Quarta, 17 de julho de 2013
Por Ivan de Carvalho
A presidente Dilma Rousseff, com seus vetos – alguns deles bastante sensatos – à lei do Ato Médico e com propostas como a de importação de dez mil médicos estrangeiros e a da obrigatoriedade dos estudantes que estejam para ser graduados em medicina trabalharem dois anos no SUS (Sistema Único de Saúde) parece haver irritado seriamente a categoria médica, o que representa um problema político de bom tamanho. A categoria, querendo e empenhando-se para isso, pode fazer um estrago considerável na popularidade da presidente.

         Outras categorias da área de saúde não têm, provavelmente, interesse na questão da importação de médicos ou na obrigatoriedade dos médicos de serem condenados a dois anos de trabalhos forçados, ainda que (mal) remunerados, na atenção básica do Sistema Único de Saúde após os seis anos do curso de medicina.
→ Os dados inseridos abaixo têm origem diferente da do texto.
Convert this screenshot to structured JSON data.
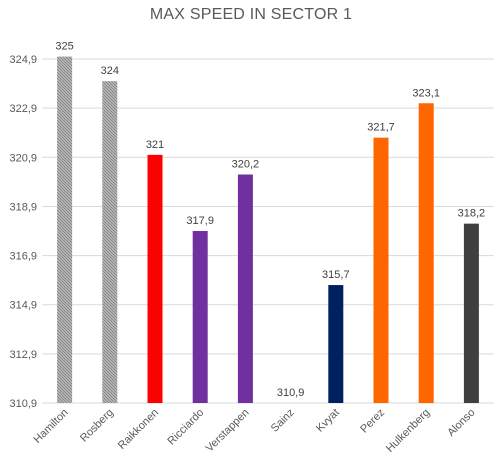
{
  "chart_data": {
    "type": "bar",
    "title": "MAX SPEED IN SECTOR 1",
    "xlabel": "",
    "ylabel": "",
    "ylim": [
      310.9,
      326.0
    ],
    "yticks": [
      "310,9",
      "312,9",
      "314,9",
      "316,9",
      "318,9",
      "320,9",
      "322,9",
      "324,9"
    ],
    "ytick_values": [
      310.9,
      312.9,
      314.9,
      316.9,
      318.9,
      320.9,
      322.9,
      324.9
    ],
    "grid": true,
    "legend": "none",
    "categories": [
      "Hamilton",
      "Rosberg",
      "Raikkonen",
      "Ricciardo",
      "Verstappen",
      "Sainz",
      "Kvyat",
      "Perez",
      "Hulkenberg",
      "Alonso"
    ],
    "values": [
      325,
      324,
      321,
      317.9,
      320.2,
      310.9,
      315.7,
      321.7,
      323.1,
      318.2
    ],
    "labels": [
      "325",
      "324",
      "321",
      "317,9",
      "320,2",
      "310,9",
      "315,7",
      "321,7",
      "323,1",
      "318,2"
    ],
    "colors": [
      "#808080",
      "#808080",
      "#ff0000",
      "#7030a0",
      "#7030a0",
      "#7030a0",
      "#002060",
      "#ff6600",
      "#ff6600",
      "#404040"
    ],
    "patterns": [
      "hatched",
      "hatched",
      "solid",
      "solid",
      "solid",
      "solid",
      "solid",
      "solid",
      "solid",
      "solid"
    ]
  }
}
Mas elas gostaram de alguns dos vetos, pois pela lei parcialmente vetada os médicos estavam buscando trazer para sua exclusiva competência atos que atualmente podem ser exercidos por aquelas outras categorias da área de saúde – cada uma em sua especificidade profissional.

        Cumpre reconhecer que a presidente da República teve um prejuízo político e muito provavelmente eleitoral ao desafiar a categoria médica e suas posições – algumas destas notoriamente corporativas –, mas isso talvez seja neutralizado sem grande dificuldade pela satisfação que seus vetos causaram em várias outras categorias da área de saúde.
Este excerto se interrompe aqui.